Meanwhile, here’s the opening track from W.A.S.P.’s new album Golgotha.

This one!!!

5 thoughts on “I came not to bring peace, but a sword”

  1. There is much to contemplate here. Thank you for sharing this.

    But without wanting to detract from your excellent work, I would like to address a side issue.

    You said the Bible has, “… 66 books written by 40 different authors.” I would argue there are more than 40 authors, because some books are almost certainly redacted from different sources. And we cannot say there are 66 books because Christians cannot agree on exactly which, and therefore how many, books make up the Bible.

    Roman Catholic and Orthodox Christians, who together make up an overwhelming majority of the world’s Christians, include the deuterocanonical books in their Bibles, but with some disagreement over some individual books. (E.g. Psalm 151 and 3 Maccabees are in the Greek and Slavonic Bibles, but not in the Roman Catholic Bible.)

    The Protestant minority of Christians removed the deuterocanonical books from their Bibles during the Reformation. Although they were still included in the Authorised Version (also known as the King James Version in some countries) until 1885, but they were relocated to a separate section called the ‘Apocrypha’ instead of being in their proper place in the Older Testament.

    So, next time you meet a ‘King James Only’ conspiracy theorist, ask them if they use the 1611 or the 1885 version. Because they don’t have the Apocrypha, then they don’t have the original Authorised Version / King James Version.

    1. It’s an interesting point. As I like to say, the Church has managed just fine for 2000 years without an ecumenical and strictly defined canon. It’s only when Protestantism arose that it became important. The Latins defined the canon at the Council of Trent in response. And the Orthodox Church has never defined a strict canon. The canon in use comes from Athanasius, who also included (and defined for the first time) the Deuterocanon, which he often quoted as inspired scripture.

      To me, if you are going to accept Athanasius’s canon, it’s a logical step to also accept his Orthodox faith.

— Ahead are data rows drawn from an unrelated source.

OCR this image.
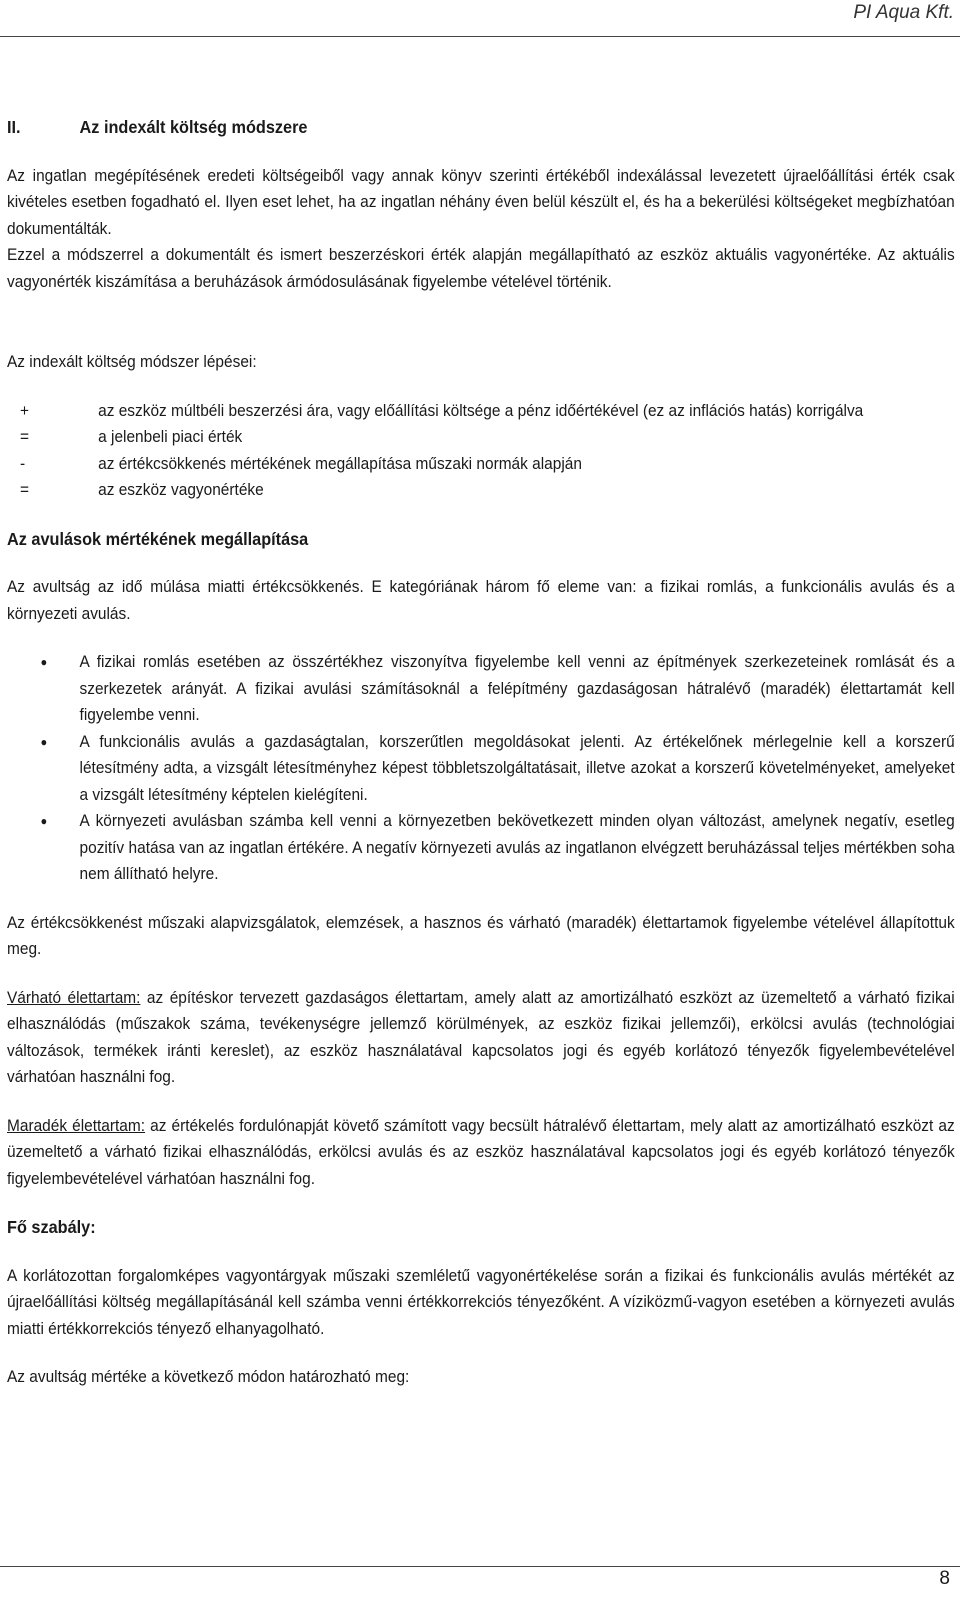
PI Aqua Kft.
II.	Az indexált költség módszere

Az ingatlan megépítésének eredeti költségeiből vagy annak könyv szerinti értékéből indexálással levezetett újraelőállítási érték csak kivételes esetben fogadható el. Ilyen eset lehet, ha az ingatlan néhány éven belül készült el, és ha a bekerülési költségeket megbízhatóan dokumentálták.

Ezzel a módszerrel a dokumentált és ismert beszerzéskori érték alapján megállapítható az eszköz aktuális vagyonértéke. Az aktuális vagyonérték kiszámítása a beruházások ármódosulásának figyelembe vételével történik.

Az indexált költség módszer lépései:

+	az eszköz múltbéli beszerzési ára, vagy előállítási költsége a pénz időértékével (ez az inflációs hatás) korrigálva
=	a jelenbeli piaci érték
-	az értékcsökkenés mértékének megállapítása műszaki normák alapján
=	az eszköz vagyonértéke
Az avulások mértékének megállapítása

Az avultság az idő múlása miatti értékcsökkenés. E kategóriának három fő eleme van: a fizikai romlás, a funkcionális avulás és a környezeti avulás.

●	A fizikai romlás esetében az összértékhez viszonyítva figyelembe kell venni az építmények szerkezeteinek romlását és a szerkezetek arányát. A fizikai avulási számításoknál a felépítmény gazdaságosan hátralévő (maradék) élettartamát kell figyelembe venni.
●	A funkcionális avulás a gazdaságtalan, korszerűtlen megoldásokat jelenti. Az értékelőnek mérlegelnie kell a korszerű létesítmény adta, a vizsgált létesítményhez képest többletszolgáltatásait, illetve azokat a korszerű követelményeket, amelyeket a vizsgált létesítmény képtelen kielégíteni.
●	A környezeti avulásban számba kell venni a környezetben bekövetkezett minden olyan változást, amelynek negatív, esetleg pozitív hatása van az ingatlan értékére. A negatív környezeti avulás az ingatlanon elvégzett beruházással teljes mértékben soha nem állítható helyre.

Az értékcsökkenést műszaki alapvizsgálatok, elemzések, a hasznos és várható (maradék) élettartamok figyelembe vételével állapítottuk meg.

Várható élettartam: az építéskor tervezett gazdaságos élettartam, amely alatt az amortizálható eszközt az üzemeltető a várható fizikai elhasználódás (műszakok száma, tevékenységre jellemző körülmények, az eszköz fizikai jellemzői), erkölcsi avulás (technológiai változások, termékek iránti kereslet), az eszköz használatával kapcsolatos jogi és egyéb korlátozó tényezők figyelembevételével várhatóan használni fog.

Maradék élettartam: az értékelés fordulónapját követő számított vagy becsült hátralévő élettartam, mely alatt az amortizálható eszközt az üzemeltető a várható fizikai elhasználódás, erkölcsi avulás és az eszköz használatával kapcsolatos jogi és egyéb korlátozó tényezők figyelembevételével várhatóan használni fog.

Fő szabály:

A korlátozottan forgalomképes vagyontárgyak műszaki szemléletű vagyonértékelése során a fizikai és funkcionális avulás mértékét az újraelőállítási költség megállapításánál kell számba venni értékkorrekciós tényezőként. A víziközmű-vagyon esetében a környezeti avulás miatti értékkorrekciós tényező elhanyagolható.

Az avultság mértéke a következő módon határozható meg:

8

Otherwise you are saying he was wrong on everything BUT the Bible he compiled. He believed in theosis, he venerated the relics of Saints (which we see in the book of Acts btw), and he fasted (a command of Christ – and sure, you don’t HAVE to fast on Wednesdays and Fridays, but that’s what the Church does, so why not commune with them and do it at the same time, as one under authority?).

      Canons are important to a degree, but mostly what is important is the testimony of the Church through the appointed Apostles and their appointed Bishops. The Bible is the Bible because it agrees with the Apostles and their Bishops in Communion and Council. Interpretations that differ from those of the One Holy Catholic and Apostolic Church are not salvific. It has to come from Christ, and the only way of knowing it comes from Christ is through His Church; beliefs testified to “always, and everywhere, by all”. That’s how we arrive at a canon in the first place.

    2. I am a big fan of the KJV, and its modernized version, the NKJV. Mainly because the Protestant translators were more honest in their translations than those who adhered to more heretical doctrines later in history. It’s not perfect, but it’s the best we have at the moment. Is it the ONLY good translation? Not necessarily – and it’s good to consult multiple translations, including the English translations of the Septuagint. There’s no one definitive text, only one definitive teaching.

  2. Orthodox Christianity is the most heavy metal of the Christian traditions. You understand that just from looking at the altar and the iconostasis in a church!. We are also served the Holy Gifts from a heavy metal chalice!